Tax Treaty Series
ITQ T-
041
May 8, 2020
Question
XCo, a company incorporated in X, conducts its business through a branch in Y. XCo has no assets, operations or employees in X. XCo’s senior management and board of directors are based in Y.
Under X tax law, XCo is a resident (based on incorporation). Under Y tax law, XCo is a resident (based on central management and control). Under both countries' tax laws, resident companies are subject to income tax on global profits.
XCo lends money to ACo, an unrelated company resident in X.
The corporate income tax rate in both X and Y is 30%.
X levies an interest withholding tax of 20% (on gross) on outbound interest payments.
The X/Y treaty is identical to the 2017 OECD model treaty, with Art. 23B.
What rates of X and Y tax does the treaty allow to be imposed on the interest paid by ACo to XCo?
Answer
XCo's residence status under Art. 4(3) requires competent authority (CA) agreement. If the CAs fail to agree, XCo will generally not be entitled to treaty benefits.
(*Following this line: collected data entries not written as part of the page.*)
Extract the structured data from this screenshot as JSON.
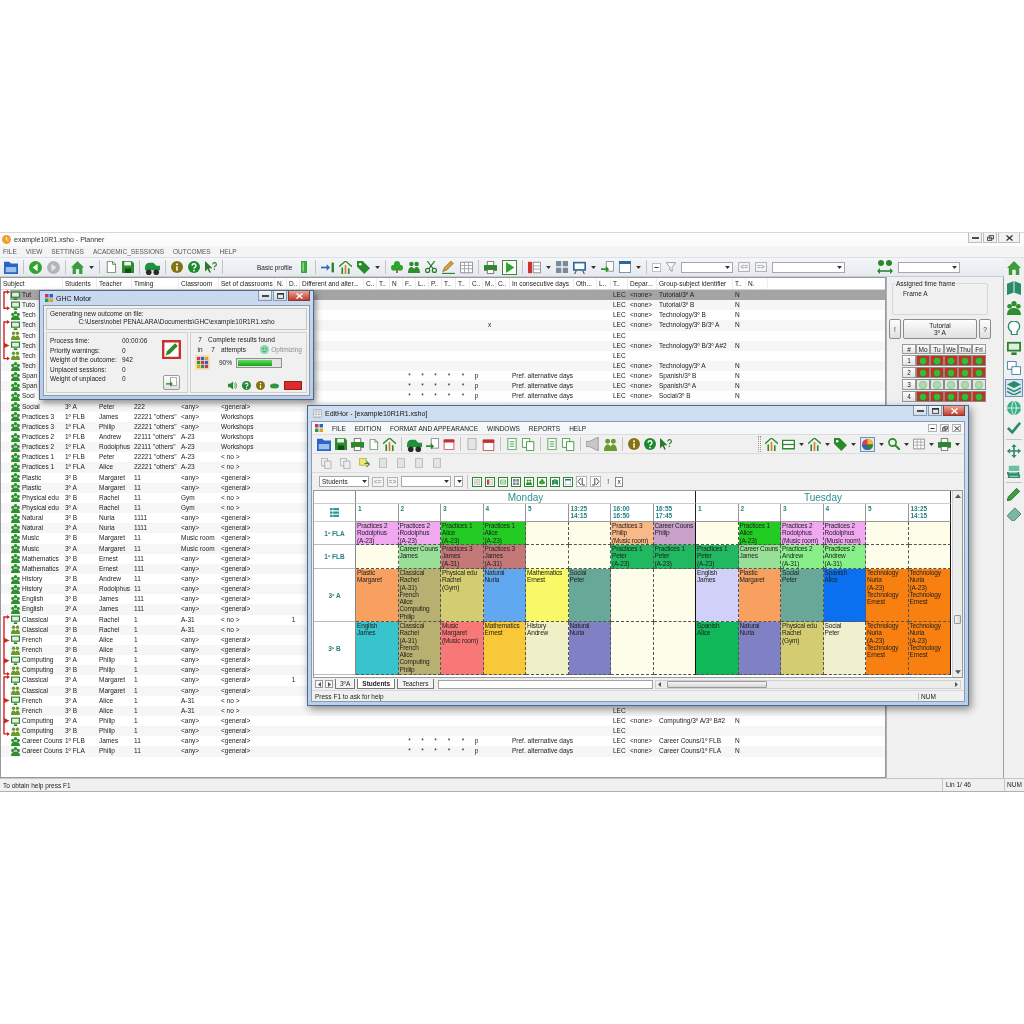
{
  "main_window": {
    "title": "example10R1.xsho - Planner",
    "menu": [
      "FILE",
      "VIEW",
      "SETTINGS",
      "ACADEMIC_SESSIONS",
      "OUTCOMES",
      "HELP"
    ],
    "toolbar": {
      "profile_label": "Basic profile",
      "nav_buttons": [
        "<=",
        "=>"
      ]
    },
    "table": {
      "columns": [
        "Subject",
        "Students",
        "Teacher",
        "Timing",
        "Classroom",
        "Set of classrooms",
        "N.",
        "D..",
        "Different and alter...",
        "C..",
        "T..",
        "N",
        "F..",
        "L..",
        "P..",
        "T..",
        "T..",
        "C..",
        "M..",
        "C..",
        "In consecutive days",
        "Oth...",
        "L..",
        "T..",
        "Depar...",
        "Group-subject identifier",
        "T..",
        "N."
      ],
      "rows": [
        {
          "kind": "group",
          "rows": [
            {
              "kind": "lead",
              "selected": true,
              "subject": "Tut",
              "t_4": "LEC",
              "department": "<none>",
              "group_subject_identifier": "Tutorial/3º A",
              "t_5": "N"
            },
            {
              "kind": "lead",
              "selected": false,
              "subject": "Tuto",
              "t_4": "LEC",
              "department": "<none>",
              "group_subject_identifier": "Tutorial/3º B",
              "t_5": "N"
            }
          ]
        },
        {
          "kind": "single",
          "selected": false,
          "subject": "Tech",
          "t_4": "LEC",
          "department": "<none>",
          "group_subject_identifier": "Technology/3º B",
          "t_5": "N"
        },
        {
          "kind": "group",
          "rows": [
            {
              "kind": "lead",
              "selected": false,
              "subject": "Tech",
              "m": "x",
              "t_4": "LEC",
              "department": "<none>",
              "group_subject_identifier": "Technology/3º B/3º A",
              "t_5": "N"
            },
            {
              "kind": "member",
              "selected": false,
              "subject": "Tech",
              "t_4": "LEC"
            },
            {
              "kind": "lead",
              "selected": false,
              "subject": "Tech",
              "t_4": "LEC",
              "department": "<none>",
              "group_subject_identifier": "Technology/3º B/3º A#2",
              "t_5": "N"
            },
            {
              "kind": "member",
              "selected": false,
              "subject": "Tech",
              "t_4": "LEC"
            }
          ]
        },
        {
          "kind": "single",
          "selected": false,
          "subject": "Tech",
          "t_4": "LEC",
          "department": "<none>",
          "group_subject_identifier": "Technology/3º A",
          "t_5": "N"
        },
        {
          "kind": "single",
          "selected": false,
          "subject": "Span",
          "f": "*",
          "l": "*",
          "p": "*",
          "t_2": "*",
          "t_3": "*",
          "c_2": "p",
          "in_consecutive_days": "Pref. alternative days",
          "t_4": "LEC",
          "department": "<none>",
          "group_subject_identifier": "Spanish/3º B",
          "t_5": "N"
        },
        {
          "kind": "single",
          "selected": false,
          "subject": "Span",
          "f": "*",
          "l": "*",
          "p": "*",
          "t_2": "*",
          "t_3": "*",
          "c_2": "p",
          "in_consecutive_days": "Pref. alternative days",
          "t_4": "LEC",
          "department": "<none>",
          "group_subject_identifier": "Spanish/3º A",
          "t_5": "N"
        },
        {
          "kind": "single",
          "selected": false,
          "subject": "Soci",
          "f": "*",
          "l": "*",
          "p": "*",
          "t_2": "*",
          "t_3": "*",
          "c_2": "p",
          "in_consecutive_days": "Pref. alternative days",
          "t_4": "LEC",
          "department": "<none>",
          "group_subject_identifier": "Social/3º B",
          "t_5": "N"
        },
        {
          "kind": "single",
          "selected": false,
          "subject": "Social",
          "students": "3º A",
          "teacher": "Peter",
          "timing": "222",
          "classroom": "<any>",
          "set_of_classrooms": "<general>"
        },
        {
          "kind": "single",
          "selected": false,
          "subject": "Practices 3",
          "students": "1º FLB",
          "teacher": "James",
          "timing": "22221 \"others\"",
          "classroom": "<any>",
          "set_of_classrooms": "Workshops"
        },
        {
          "kind": "single",
          "selected": false,
          "subject": "Practices 3",
          "students": "1º FLA",
          "teacher": "Philip",
          "timing": "22221 \"others\"",
          "classroom": "<any>",
          "set_of_classrooms": "Workshops"
        },
        {
          "kind": "single",
          "selected": false,
          "subject": "Practices 2",
          "students": "1º FLB",
          "teacher": "Andrew",
          "timing": "22111 \"others\"",
          "classroom": "A-23",
          "set_of_classrooms": "Workshops"
        },
        {
          "kind": "single",
          "selected": false,
          "subject": "Practices 2",
          "students": "1º FLA",
          "teacher": "Rodolphus",
          "timing": "22111 \"others\"",
          "classroom": "A-23",
          "set_of_classrooms": "Workshops"
        },
        {
          "kind": "single",
          "selected": false,
          "subject": "Practices 1",
          "students": "1º FLB",
          "teacher": "Peter",
          "timing": "22221 \"others\"",
          "classroom": "A-23",
          "set_of_classrooms": "< no >"
        },
        {
          "kind": "single",
          "selected": false,
          "subject": "Practices 1",
          "students": "1º FLA",
          "teacher": "Alice",
          "timing": "22221 \"others\"",
          "classroom": "A-23",
          "set_of_classrooms": "< no >"
        },
        {
          "kind": "single",
          "selected": false,
          "subject": "Plastic",
          "students": "3º B",
          "teacher": "Margaret",
          "timing": "11",
          "classroom": "<any>",
          "set_of_classrooms": "<general>"
        },
        {
          "kind": "single",
          "selected": false,
          "subject": "Plastic",
          "students": "3º A",
          "teacher": "Margaret",
          "timing": "11",
          "classroom": "<any>",
          "set_of_classrooms": "<general>"
        },
        {
          "kind": "single",
          "selected": false,
          "subject": "Physical edu",
          "students": "3º B",
          "teacher": "Rachel",
          "timing": "11",
          "classroom": "Gym",
          "set_of_classrooms": "< no >"
        },
        {
          "kind": "single",
          "selected": false,
          "subject": "Physical edu",
          "students": "3º A",
          "teacher": "Rachel",
          "timing": "11",
          "classroom": "Gym",
          "set_of_classrooms": "< no >"
        },
        {
          "kind": "single",
          "selected": false,
          "subject": "Natural",
          "students": "3º B",
          "teacher": "Nuria",
          "timing": "1111",
          "classroom": "<any>",
          "set_of_classrooms": "<general>"
        },
        {
          "kind": "single",
          "selected": false,
          "subject": "Natural",
          "students": "3º A",
          "teacher": "Nuria",
          "timing": "1111",
          "classroom": "<any>",
          "set_of_classrooms": "<general>"
        },
        {
          "kind": "single",
          "selected": false,
          "subject": "Music",
          "students": "3º B",
          "teacher": "Margaret",
          "timing": "11",
          "classroom": "Music room",
          "set_of_classrooms": "<general>"
        },
        {
          "kind": "single",
          "selected": false,
          "subject": "Music",
          "students": "3º A",
          "teacher": "Margaret",
          "timing": "11",
          "classroom": "Music room",
          "set_of_classrooms": "<general>"
        },
        {
          "kind": "single",
          "selected": false,
          "subject": "Mathematics",
          "students": "3º B",
          "teacher": "Ernest",
          "timing": "111",
          "classroom": "<any>",
          "set_of_classrooms": "<general>"
        },
        {
          "kind": "single",
          "selected": false,
          "subject": "Mathematics",
          "students": "3º A",
          "teacher": "Ernest",
          "timing": "111",
          "classroom": "<any>",
          "set_of_classrooms": "<general>"
        },
        {
          "kind": "single",
          "selected": false,
          "subject": "History",
          "students": "3º B",
          "teacher": "Andrew",
          "timing": "11",
          "classroom": "<any>",
          "set_of_classrooms": "<general>"
        },
        {
          "kind": "single",
          "selected": false,
          "subject": "History",
          "students": "3º A",
          "teacher": "Rodolphus",
          "timing": "11",
          "classroom": "<any>",
          "set_of_classrooms": "<general>"
        },
        {
          "kind": "single",
          "selected": false,
          "subject": "English",
          "students": "3º B",
          "teacher": "James",
          "timing": "111",
          "classroom": "<any>",
          "set_of_classrooms": "<general>"
        },
        {
          "kind": "single",
          "selected": false,
          "subject": "English",
          "students": "3º A",
          "teacher": "James",
          "timing": "111",
          "classroom": "<any>",
          "set_of_classrooms": "<general>"
        },
        {
          "kind": "group",
          "rows": [
            {
              "kind": "lead",
              "selected": false,
              "subject": "Classical",
              "students": "3º A",
              "teacher": "Rachel",
              "timing": "1",
              "classroom": "A-31",
              "set_of_classrooms": "< no >",
              "d": "1"
            },
            {
              "kind": "member",
              "selected": false,
              "subject": "Classical",
              "students": "3º B",
              "teacher": "Rachel",
              "timing": "1",
              "classroom": "A-31",
              "set_of_classrooms": "< no >"
            },
            {
              "kind": "lead",
              "selected": false,
              "subject": "French",
              "students": "3º A",
              "teacher": "Alice",
              "timing": "1",
              "classroom": "<any>",
              "set_of_classrooms": "<general>"
            },
            {
              "kind": "member",
              "selected": false,
              "subject": "French",
              "students": "3º B",
              "teacher": "Alice",
              "timing": "1",
              "classroom": "<any>",
              "set_of_classrooms": "<general>"
            },
            {
              "kind": "lead",
              "selected": false,
              "subject": "Computing",
              "students": "3º A",
              "teacher": "Philip",
              "timing": "1",
              "classroom": "<any>",
              "set_of_classrooms": "<general>"
            },
            {
              "kind": "member",
              "selected": false,
              "subject": "Computing",
              "students": "3º B",
              "teacher": "Philip",
              "timing": "1",
              "classroom": "<any>",
              "set_of_classrooms": "<general>"
            }
          ]
        },
        {
          "kind": "group",
          "rows": [
            {
              "kind": "lead",
              "selected": false,
              "subject": "Classical",
              "students": "3º A",
              "teacher": "Margaret",
              "timing": "1",
              "classroom": "<any>",
              "set_of_classrooms": "<general>",
              "d": "1"
            },
            {
              "kind": "member",
              "selected": false,
              "subject": "Classical",
              "students": "3º B",
              "teacher": "Margaret",
              "timing": "1",
              "classroom": "<any>",
              "set_of_classrooms": "<general>"
            },
            {
              "kind": "lead",
              "selected": false,
              "subject": "French",
              "students": "3º A",
              "teacher": "Alice",
              "timing": "1",
              "classroom": "A-31",
              "set_of_classrooms": "< no >"
            },
            {
              "kind": "member",
              "selected": false,
              "subject": "French",
              "students": "3º B",
              "teacher": "Alice",
              "timing": "1",
              "classroom": "A-31",
              "set_of_classrooms": "< no >",
              "t_4": "LEC"
            },
            {
              "kind": "lead",
              "selected": false,
              "subject": "Computing",
              "students": "3º A",
              "teacher": "Philip",
              "timing": "1",
              "classroom": "<any>",
              "set_of_classrooms": "<general>",
              "t_4": "LEC",
              "department": "<none>",
              "group_subject_identifier": "Computing/3º A/3º B#2",
              "t_5": "N"
            },
            {
              "kind": "member",
              "selected": false,
              "subject": "Computing",
              "students": "3º B",
              "teacher": "Philip",
              "timing": "1",
              "classroom": "<any>",
              "set_of_classrooms": "<general>",
              "t_4": "LEC"
            }
          ]
        },
        {
          "kind": "single",
          "selected": false,
          "subject": "Career Couns",
          "students": "1º FLB",
          "teacher": "James",
          "timing": "11",
          "classroom": "<any>",
          "set_of_classrooms": "<general>",
          "f": "*",
          "l": "*",
          "p": "*",
          "t_2": "*",
          "t_3": "*",
          "c_2": "p",
          "in_consecutive_days": "Pref. alternative days",
          "t_4": "LEC",
          "department": "<none>",
          "group_subject_identifier": "Career Couns/1º FLB",
          "t_5": "N"
        },
        {
          "kind": "single",
          "selected": false,
          "subject": "Career Couns",
          "students": "1º FLA",
          "teacher": "Philip",
          "timing": "11",
          "classroom": "<any>",
          "set_of_classrooms": "<general>",
          "f": "*",
          "l": "*",
          "p": "*",
          "t_2": "*",
          "t_3": "*",
          "c_2": "p",
          "in_consecutive_days": "Pref. alternative days",
          "t_4": "LEC",
          "department": "<none>",
          "group_subject_identifier": "Career Couns/1º FLA",
          "t_5": "N"
        }
      ]
    },
    "time_frame": {
      "title": "Assigned time frame",
      "name": "Frame A",
      "session": {
        "left_button": "!",
        "label": "Tutorial",
        "group": "3º A",
        "right_button": "?"
      },
      "corner": "#",
      "days": [
        "Mo",
        "Tu",
        "We",
        "Thu",
        "Fri"
      ],
      "rows": [
        {
          "label": "1",
          "slots": [
            {
              "highlighted": true
            },
            {
              "highlighted": true
            },
            {
              "highlighted": true
            },
            {
              "highlighted": true
            },
            {
              "highlighted": true
            }
          ]
        },
        {
          "label": "2",
          "slots": [
            {
              "highlighted": true
            },
            {
              "highlighted": true
            },
            {
              "highlighted": true
            },
            {
              "highlighted": true
            },
            {
              "highlighted": true
            }
          ]
        },
        {
          "label": "3",
          "slots": [
            {
              "highlighted": false
            },
            {
              "highlighted": false
            },
            {
              "highlighted": false
            },
            {
              "highlighted": false
            },
            {
              "highlighted": false
            }
          ]
        },
        {
          "label": "4",
          "slots": [
            {
              "highlighted": true
            },
            {
              "highlighted": true
            },
            {
              "highlighted": true
            },
            {
              "highlighted": true
            },
            {
              "highlighted": true
            }
          ]
        }
      ]
    },
    "side_toolbar": [
      {
        "selected": false
      },
      {
        "selected": false
      },
      {
        "selected": false
      },
      {
        "selected": false
      },
      {
        "selected": false
      },
      {
        "selected": false
      },
      {
        "selected": true
      },
      {
        "selected": false
      },
      {
        "selected": false
      },
      {
        "selected": false
      },
      {
        "selected": false
      },
      {
        "selected": false
      },
      {
        "selected": false
      }
    ],
    "status_bar": [
      "To obtain help press F1",
      "Lin 1/ 46",
      "NUM"
    ]
  },
  "motor_dialog": {
    "title": "GHC Motor",
    "heading": "Generating new outcome on file:",
    "path": "C:\\Users\\nobel PENALARA\\Documents\\GHC\\example10R1R1.xsho",
    "stats": [
      {
        "label": "Process time:",
        "value": "00:00:06"
      },
      {
        "label": "Priority warnings:",
        "value": "0"
      },
      {
        "label": "Weight of the outcome:",
        "value": "942"
      },
      {
        "label": "Unplaced sessions:",
        "value": "0"
      },
      {
        "label": "Weight of unplaced",
        "value": "0"
      }
    ],
    "results": {
      "count": "7",
      "label": "Complete results found",
      "prefix": "in",
      "attempts": "7",
      "suffix": "attempts"
    },
    "status": "Optimizing",
    "progress": {
      "reading": "90%",
      "level": 0.8
    }
  },
  "edithor": {
    "title": "EditHor - [example10R1R1.xsho]",
    "menu": [
      "FILE",
      "EDITION",
      "FORMAT AND APPEARANCE",
      "WINDOWS",
      "REPORTS",
      "HELP"
    ],
    "view": "Students",
    "nav_buttons": [
      "<=",
      "=>"
    ],
    "tool_buttons": [
      {
        "kind": "alert",
        "label": "!"
      },
      {
        "kind": "clear",
        "label": "x"
      }
    ],
    "days": [
      {
        "name": "Monday",
        "periods": [
          {
            "lines": [
              "1"
            ]
          },
          {
            "lines": [
              "2"
            ]
          },
          {
            "lines": [
              "3"
            ]
          },
          {
            "lines": [
              "4"
            ]
          },
          {
            "lines": [
              "5"
            ]
          },
          {
            "lines": [
              "13:25",
              "14:15"
            ]
          },
          {
            "lines": [
              "16:00",
              "16:50"
            ]
          },
          {
            "lines": [
              "16:55",
              "17:45"
            ]
          }
        ]
      },
      {
        "name": "Tuesday",
        "periods": [
          {
            "lines": [
              "1"
            ]
          },
          {
            "lines": [
              "2"
            ]
          },
          {
            "lines": [
              "3"
            ]
          },
          {
            "lines": [
              "4"
            ]
          },
          {
            "lines": [
              "5"
            ]
          },
          {
            "lines": [
              "13:25",
              "14:15"
            ]
          }
        ]
      }
    ],
    "rows": [
      {
        "label": "1º FLA",
        "cells": [
          {
            "kind": "session",
            "lines": [
              "Practices 2",
              "Rodolphus",
              "(A-23)"
            ],
            "color": "#f0a8f0"
          },
          {
            "kind": "session",
            "lines": [
              "Practices 2",
              "Rodolphus",
              "(A-23)"
            ],
            "color": "#f0a8f0"
          },
          {
            "kind": "session",
            "lines": [
              "Practices 1",
              "Alice",
              "(A-23)"
            ],
            "color": "#22cc22"
          },
          {
            "kind": "session",
            "lines": [
              "Practices 1",
              "Alice",
              "(A-23)"
            ],
            "color": "#22cc22"
          },
          {
            "kind": "free"
          },
          {
            "kind": "free"
          },
          {
            "kind": "session",
            "lines": [
              "Practices 3",
              "Philip",
              "(Music room)"
            ],
            "color": "#f8b888"
          },
          {
            "kind": "session",
            "lines": [
              "Career Couns",
              "Philip"
            ],
            "color": "#c8a0c8"
          },
          {
            "kind": "free"
          },
          {
            "kind": "session",
            "lines": [
              "Practices 1",
              "Alice",
              "(A-23)"
            ],
            "color": "#22cc22"
          },
          {
            "kind": "session",
            "lines": [
              "Practices 2",
              "Rodolphus",
              "(Music room)"
            ],
            "color": "#f0a8f0"
          },
          {
            "kind": "session",
            "lines": [
              "Practices 2",
              "Rodolphus",
              "(Music room)"
            ],
            "color": "#f0a8f0"
          },
          {
            "kind": "free"
          },
          {
            "kind": "free"
          }
        ]
      },
      {
        "label": "1º FLB",
        "cells": [
          {
            "kind": "free"
          },
          {
            "kind": "session",
            "lines": [
              "Career Couns",
              "James"
            ],
            "color": "#98e098"
          },
          {
            "kind": "session",
            "lines": [
              "Practices 3",
              "James",
              "(A-31)"
            ],
            "color": "#c47878"
          },
          {
            "kind": "session",
            "lines": [
              "Practices 3",
              "James",
              "(A-31)"
            ],
            "color": "#c47878"
          },
          {
            "kind": "free"
          },
          {
            "kind": "free"
          },
          {
            "kind": "session",
            "lines": [
              "Practices 1",
              "Peter",
              "(A-23)"
            ],
            "color": "#20b860"
          },
          {
            "kind": "session",
            "lines": [
              "Practices 1",
              "Peter",
              "(A-23)"
            ],
            "color": "#20b860"
          },
          {
            "kind": "session",
            "lines": [
              "Practices 1",
              "Peter",
              "(A-23)"
            ],
            "color": "#20b860"
          },
          {
            "kind": "session",
            "lines": [
              "Career Couns",
              "James"
            ],
            "color": "#98e098"
          },
          {
            "kind": "session",
            "lines": [
              "Practices 2",
              "Andrew",
              "(A-31)"
            ],
            "color": "#88f088"
          },
          {
            "kind": "session",
            "lines": [
              "Practices 2",
              "Andrew",
              "(A-31)"
            ],
            "color": "#88f088"
          },
          {
            "kind": "free"
          },
          {
            "kind": "free"
          }
        ]
      },
      {
        "label": "3º A",
        "cells": [
          {
            "kind": "session",
            "lines": [
              "Plastic",
              "Margaret"
            ],
            "color": "#f8a060"
          },
          {
            "kind": "session",
            "lines": [
              "Classical",
              "Rachel",
              "(A-31)",
              "French",
              "Alice",
              "Computing",
              "Philip"
            ],
            "color": "#b8b070"
          },
          {
            "kind": "session",
            "lines": [
              "Physical edu",
              "Rachel",
              "(Gym)"
            ],
            "color": "#d4cc70"
          },
          {
            "kind": "session",
            "lines": [
              "Natural",
              "Nuria"
            ],
            "color": "#60a8f0"
          },
          {
            "kind": "session",
            "lines": [
              "Mathematics",
              "Ernest"
            ],
            "color": "#f8f868"
          },
          {
            "kind": "session",
            "lines": [
              "Social",
              "Peter"
            ],
            "color": "#68a898"
          },
          {
            "kind": "free"
          },
          {
            "kind": "free"
          },
          {
            "kind": "session",
            "lines": [
              "English",
              "James"
            ],
            "color": "#d0d0f8"
          },
          {
            "kind": "session",
            "lines": [
              "Plastic",
              "Margaret"
            ],
            "color": "#f8a060"
          },
          {
            "kind": "session",
            "lines": [
              "Social",
              "Peter"
            ],
            "color": "#68a898"
          },
          {
            "kind": "session",
            "lines": [
              "Spanish",
              "Alice"
            ],
            "color": "#0a70f0"
          },
          {
            "kind": "session",
            "lines": [
              "Technology",
              "Nuria",
              "(A-23)",
              "Technology",
              "Ernest"
            ],
            "color": "#f88010"
          },
          {
            "kind": "session",
            "lines": [
              "Technology",
              "Nuria",
              "(A-23)",
              "Technology",
              "Ernest"
            ],
            "color": "#f88010"
          }
        ]
      },
      {
        "label": "3º B",
        "cells": [
          {
            "kind": "session",
            "lines": [
              "English",
              "James"
            ],
            "color": "#38c4cc"
          },
          {
            "kind": "session",
            "lines": [
              "Classical",
              "Rachel",
              "(A-31)",
              "French",
              "Alice",
              "Computing",
              "Philip"
            ],
            "color": "#b8b070"
          },
          {
            "kind": "session",
            "lines": [
              "Music",
              "Margaret",
              "(Music room)"
            ],
            "color": "#f87878"
          },
          {
            "kind": "session",
            "lines": [
              "Mathematics",
              "Ernest"
            ],
            "color": "#f8c838"
          },
          {
            "kind": "session",
            "lines": [
              "History",
              "Andrew"
            ],
            "color": "#f0f0c8"
          },
          {
            "kind": "session",
            "lines": [
              "Natural",
              "Nuria"
            ],
            "color": "#8080c4"
          },
          {
            "kind": "free"
          },
          {
            "kind": "free"
          },
          {
            "kind": "session",
            "lines": [
              "Spanish",
              "Alice"
            ],
            "color": "#10b858"
          },
          {
            "kind": "session",
            "lines": [
              "Natural",
              "Nuria"
            ],
            "color": "#8080c4"
          },
          {
            "kind": "session",
            "lines": [
              "Physical edu",
              "Rachel",
              "(Gym)"
            ],
            "color": "#d4cc70"
          },
          {
            "kind": "session",
            "lines": [
              "Social",
              "Peter"
            ],
            "color": "#f0f0d0"
          },
          {
            "kind": "session",
            "lines": [
              "Technology",
              "Nuria",
              "(A-23)",
              "Technology",
              "Ernest"
            ],
            "color": "#f88010"
          },
          {
            "kind": "session",
            "lines": [
              "Technology",
              "Nuria",
              "(A-23)",
              "Technology",
              "Ernest"
            ],
            "color": "#f88010"
          }
        ]
      }
    ],
    "tabs": [
      {
        "label": "3ºA",
        "selected": false
      },
      {
        "label": "Students",
        "selected": true
      },
      {
        "label": "Teachers",
        "selected": false
      }
    ],
    "status_bar": [
      "Press F1 to ask for help",
      "NUM"
    ]
  }
}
If XCo is resident in X (under Art. 4(3)):
Y would probably be permitted to tax the interest under Art. 7(1) (on the basis that the interest is part of the profits attributable to XCo's PE in Y). Note that Art. 1(3) would not apply in regard to Y, as XCo is not Y resident under the treaty.
Y might be required to provide credit for 10% X tax, under Art. 24(3) (notional application of Art. 11(2)).
X may also tax the interest, but would be required to provide credit for Y tax: Art. 23B.
If XCo is resident in Y (under Art. 4(3)):
X may tax the interest, subject to 10% limit: Art. 11(2). Note that Art. 1(3) would not apply in regard to X, as XCo is not X resident under the treaty.
Y may also tax the interest, but would be required to provide credit for X tax: Art. 23B.